La maternità surrogata fuori dal politicamente corretto

Ma lasciatele fare quel che vogliono del proprio corpo, le donne, ricche o povere, e che anzi, se povere, si facciano pagare profumatamente. Così impariamo, noi ricchi, a non fare più figli.

Mauro Barberis

Una stessa questione, la procreazione tramite madre estranea alla coppia, riceve tre nomi diversi: utero in affitto, maternità surrogata, gestazione per altri (GPA). Un bel sintomo del fatto che dietro ci sono problemi grossi come grattacieli: non solo morali, religiosi, politici, psicologici, e così avanti, ma anche concettuali. Questioni abbastanza intricate, comunque, da rendere il tema impenetrabile ai più, e anche da rendere possibile invocare, al proposito, quell’altra nozione equivoca sino al limite dell’autocontraddizione che è il reato universale: come ha fatto la destra di governo alla Camera la settimana scorsa.
Cominciamo allora proprio da “utero in affitto”: espressione usata dalla destra di governo per demonizzare questo tipo di procreazione come “abominevole e aberrante”, per citare la relatrice della legge approvata dalla Camera la settimana scorsa. Rispetto alle altre due espressioni, devo però dire, questa ha almeno il pregio della brutalità. “Utero in affitto”, almeno, evoca la cosa/rosa (Fabrizio De André) nella sua materialità: sia pure isolandola – com’è normale per una destra maschilista che sino a ieri voleva riaprire i bordelli – dalla corporeità complessiva della donna-persona.

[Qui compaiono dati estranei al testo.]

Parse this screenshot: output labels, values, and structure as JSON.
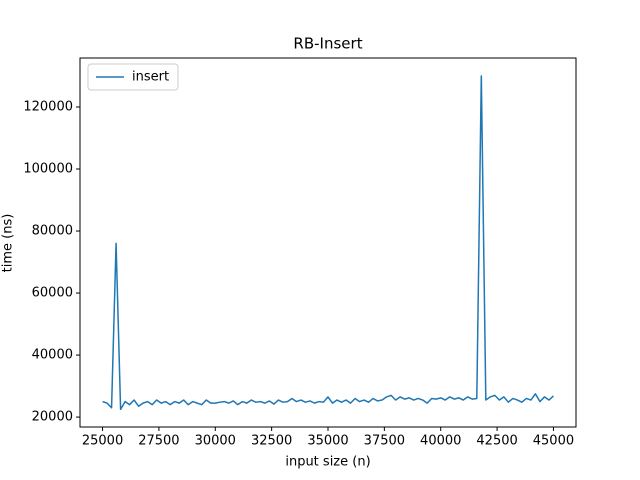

Il corpo, utero compreso, è mio e lo gestisco io, dicevano invece le mie amiche femministe d’antan, in tempi infinitamente più liberi o meno ipocriti di questi. Oggi no: una femminista ortodossa non lo direbbe mai. Rivendicare la libertà di affittare il proprio utero, infatti, le sembrerebbe un elogio dello sfruttamento, se non della prostituzione. Così ogni femminista finisce per dividersi, anche entro la propria anima, fra chi trova prioritario rifiutare la schiavizzazione già cattolica del corpo della donna, e chi ritiene più grave lo sfruttamento neoliberista che si avrebbe con l’utero-in-affitto.
Sarà perché sono maschio, e liberale quanto basta per aborrire il politicamente corretto, ma trovo surreale, come dice ormai persino l’onorevole La Russa, questo trapestio femminista intorno alla propria coscienza. Arrivo a dire che lo trovo ancor più irritante della propaganda di destra. Almeno i post-neo-fascisti si capisce cosa vogliono: esibire il proprio potere. Le anime belle politicamente corrette neppure questo; magari ci soffrono pure, invece di farsi una sana risata. Ma per sottrarre queste mie riflessioni ai soliti sospetti, devo aggiungere una constatazione.

Sono almeno due secoli che le idee peggiori nascono a sinistra e poi si trasferiscono più o meno stabilmente a destra. È stato così persino per il socialismo: il nome completo del nazismo, ricordiamo, è nazionalsocialismo. Non parliamo poi del populismo, la mia specialità: l’appello al popolo, originariamente proveniente da sinistra, è ormai definitivamente usato dai truffatori del popolo. Lo stesso temo stia avvenendo per il politicamente corretto. Nato come strumento identitario di minoranze o anche maggioranze – le donne! –, rischia di diventare l’alibi di nuove inquisizioni.
È proprio quanto sta succedendo nel caso, mi sembra. Sono stati i post-neo-fascisti ad appropriarsi dell’argomento femminista dello sfruttamento del corpo delle donne – operaie povere e malpagate (Ivano Fossati) – da parte delle élites occidentali. Tacendo un piccolo particolare: fra i paesi che considerano l’utero-in-affitto perfettamente legale ci sono paesi occidentali e protestanti, come Usa, Regno Unito e Canada, tradizionalmente lacerati da sensi di colpa. Pensate un po’: una volta tanto, siamo noi italiani che sfruttiamo i corpi di donne – non africane, mediorientali o est-europee, come al solito – bensì americane, inglesi e canadesi.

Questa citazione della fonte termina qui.